Замерли и остальные.

– Еще не поздно передумать, – проговорил Шамаш, на миг обернувшись к своим спутникам.

– Нет! – они уже не просто выбрали свой путь, но ступили на него и теперь никакие сомнения и страхи не могли заставить с него сойти.

– Тогда встретимся у Камня, – он первым шагнул в ничто, тотчас растворившись в нем.

За ним последовали остальные. Приняв последнего из странников, пустота замерцала, зашевелилась, словно на мгновение, впитав в себя живые души и тела, обретя частицу бытия. Затем все вокруг озарилось яркой вспышкой, в которой мир ничто исчез без следа.

Перед глазами замерших караванщиков лежала обычная каменная дверь, сквозь приоткрытые створки которой виднелась погруженная в полумрак зала храма.

– Да, дела… – с шумом выдохнул Лис. Прошло несколько мгновений, прежде чем он вновь обрел способность двигаться и мыслить. Он шевельнул пальцами, повел плечами, качнул головой, видя в движении единственное свидетельство тому, что он все еще жив. – Ты видел? – он повернулся к стоявшему с ним рядом Евсею. – Что это было?

– Ничто, – прошептал тот, – первородная Пустота, находящееся за чертой мироздания…

– Но разве мироздание не бесконечно?

– Бесконечно.

– Но как же тогда? – как воин ни старался понять, он был не в силах, когда для этого ему не хватало ни фантазии, ни веры.

– Представь себе снежную пустыню. Где она начинается, где лежит ее конец?

– Ты сам прекрасно знаешь, что пустыня бесконечна.

– Да. Но ведь в ней есть города.

– Это оазисы, существующие лишь сейчас. В будущем их не будет и никто не вспомнит о том, что они когда-то были.

– И бесконечность пустыни станет больше… А потом вообще исчезнет, обернувшись в ничто, когда закончится вечность и придет время пробуждения.

– Все это так сложно…

– Не думай, что я понимаю много больше тебя. Просто…

– Просто ты делаешь вид… И все-таки, вот мне интересно, куда же все ушли?

– Не знаю. Может быть, за увиденной нами гранью была не сама пустота, а лишь приближение к ней – нескончаемая бездна… Мы можем гадать, предполагать, но никогда не дойдем до правильного ответа сами, ибо мы с тобой по эту сторону черты.

– Ты говоришь так, словно жалеешь об этом.

– Сейчас, когда развилка на дороге осталась позади, и я знаю, что не смогу к ней вернуться – да, мне жаль, что я не увижу этого. Но я понимаю и другое – будь выбор лишь впереди, у меня не хватило бы смелости сделать шаг туда…

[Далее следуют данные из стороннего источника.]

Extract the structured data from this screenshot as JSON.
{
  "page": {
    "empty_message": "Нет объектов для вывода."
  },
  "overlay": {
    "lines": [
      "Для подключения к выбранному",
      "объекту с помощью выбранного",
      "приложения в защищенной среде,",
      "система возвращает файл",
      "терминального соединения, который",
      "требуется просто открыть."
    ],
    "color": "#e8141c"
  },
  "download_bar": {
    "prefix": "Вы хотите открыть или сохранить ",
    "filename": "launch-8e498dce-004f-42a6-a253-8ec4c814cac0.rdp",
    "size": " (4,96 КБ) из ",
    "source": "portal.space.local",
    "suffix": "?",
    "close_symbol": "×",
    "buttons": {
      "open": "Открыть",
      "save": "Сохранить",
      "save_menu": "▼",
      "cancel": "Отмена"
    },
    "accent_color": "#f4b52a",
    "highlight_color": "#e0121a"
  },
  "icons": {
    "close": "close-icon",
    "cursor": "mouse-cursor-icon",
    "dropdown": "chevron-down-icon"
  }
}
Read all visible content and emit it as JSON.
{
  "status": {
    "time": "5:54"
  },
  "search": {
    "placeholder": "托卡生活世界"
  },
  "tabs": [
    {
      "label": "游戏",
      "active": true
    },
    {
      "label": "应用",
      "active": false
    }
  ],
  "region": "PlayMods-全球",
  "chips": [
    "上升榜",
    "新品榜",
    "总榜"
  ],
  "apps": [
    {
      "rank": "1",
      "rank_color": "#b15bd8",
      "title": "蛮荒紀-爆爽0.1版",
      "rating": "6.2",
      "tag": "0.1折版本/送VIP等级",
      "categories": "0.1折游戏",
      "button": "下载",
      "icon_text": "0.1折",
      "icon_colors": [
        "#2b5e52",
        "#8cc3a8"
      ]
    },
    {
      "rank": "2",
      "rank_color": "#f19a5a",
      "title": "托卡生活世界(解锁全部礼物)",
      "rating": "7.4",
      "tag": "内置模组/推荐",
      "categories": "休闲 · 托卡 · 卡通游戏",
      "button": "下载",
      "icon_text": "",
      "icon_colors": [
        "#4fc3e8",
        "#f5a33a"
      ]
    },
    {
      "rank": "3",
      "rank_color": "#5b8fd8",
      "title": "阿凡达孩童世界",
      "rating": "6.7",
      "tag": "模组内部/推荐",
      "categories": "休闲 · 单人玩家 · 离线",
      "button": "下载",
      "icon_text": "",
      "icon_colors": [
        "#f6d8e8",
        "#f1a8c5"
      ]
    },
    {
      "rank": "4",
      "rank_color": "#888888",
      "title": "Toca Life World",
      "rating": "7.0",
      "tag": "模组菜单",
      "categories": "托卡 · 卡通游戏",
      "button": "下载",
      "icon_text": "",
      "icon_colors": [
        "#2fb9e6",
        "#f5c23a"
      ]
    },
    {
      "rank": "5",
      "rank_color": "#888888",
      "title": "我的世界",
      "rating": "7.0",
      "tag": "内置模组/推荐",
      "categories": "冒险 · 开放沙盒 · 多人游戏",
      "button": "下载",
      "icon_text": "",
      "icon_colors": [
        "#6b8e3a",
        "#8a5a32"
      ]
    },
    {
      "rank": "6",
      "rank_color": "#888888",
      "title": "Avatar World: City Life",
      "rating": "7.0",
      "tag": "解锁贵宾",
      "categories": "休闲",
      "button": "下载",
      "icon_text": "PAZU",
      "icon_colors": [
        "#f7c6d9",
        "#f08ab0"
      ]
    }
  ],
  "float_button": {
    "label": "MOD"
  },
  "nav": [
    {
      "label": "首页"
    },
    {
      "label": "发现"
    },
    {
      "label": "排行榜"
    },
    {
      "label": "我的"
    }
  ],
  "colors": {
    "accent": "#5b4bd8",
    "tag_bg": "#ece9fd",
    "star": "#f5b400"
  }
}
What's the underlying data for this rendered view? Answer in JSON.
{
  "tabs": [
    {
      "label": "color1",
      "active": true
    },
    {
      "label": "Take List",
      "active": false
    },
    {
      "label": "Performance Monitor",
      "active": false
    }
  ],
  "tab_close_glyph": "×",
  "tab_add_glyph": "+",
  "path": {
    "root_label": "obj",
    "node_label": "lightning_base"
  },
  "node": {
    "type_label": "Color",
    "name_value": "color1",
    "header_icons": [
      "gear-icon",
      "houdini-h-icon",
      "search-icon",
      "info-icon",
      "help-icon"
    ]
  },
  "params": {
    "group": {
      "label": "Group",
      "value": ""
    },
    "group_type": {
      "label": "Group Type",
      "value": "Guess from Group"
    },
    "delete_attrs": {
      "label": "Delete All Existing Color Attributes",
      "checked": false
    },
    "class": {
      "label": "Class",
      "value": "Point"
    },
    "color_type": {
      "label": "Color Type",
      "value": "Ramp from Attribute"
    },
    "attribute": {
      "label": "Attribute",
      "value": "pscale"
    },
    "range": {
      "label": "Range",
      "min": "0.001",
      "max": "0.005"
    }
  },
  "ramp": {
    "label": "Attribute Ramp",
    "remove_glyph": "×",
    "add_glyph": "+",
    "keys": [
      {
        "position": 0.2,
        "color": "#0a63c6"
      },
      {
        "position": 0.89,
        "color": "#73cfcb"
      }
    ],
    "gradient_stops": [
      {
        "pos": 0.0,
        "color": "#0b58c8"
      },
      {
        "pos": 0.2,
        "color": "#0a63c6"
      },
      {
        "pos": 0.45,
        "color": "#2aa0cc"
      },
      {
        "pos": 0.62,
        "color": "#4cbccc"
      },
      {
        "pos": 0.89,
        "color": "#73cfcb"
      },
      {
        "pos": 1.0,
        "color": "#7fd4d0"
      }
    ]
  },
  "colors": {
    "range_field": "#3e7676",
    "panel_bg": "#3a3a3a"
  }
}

– Мда, – Лис вздохнул. Несколько мгновений он молчал, глядя на холодные камни стен подземелья, ставшие свидетелями стольких чудес. Он не понял ровным счетом ничего из того, что пытался объяснить ему Евсей. Впрочем, он не испытывал ни беспокойства, ни разочарования по этому поводу. Лис был воином, а не жрецом. Он прекрасно разбирался во всем, что должен был знать воин. Остальное не имело значения… – Пойдем, – он двинулся вперед.

– Куда? – теперь пришло время удивляться Евсею.

– К магическому камню. Шамаш сказал, что мы должны встретится там…

– Мы чужаки, – качнул головой караванщик, – нам не позволят подойти к нему.

– Мы исполняем волю бога солнца. Кто остановит нас? – и воин первым вошел в храм.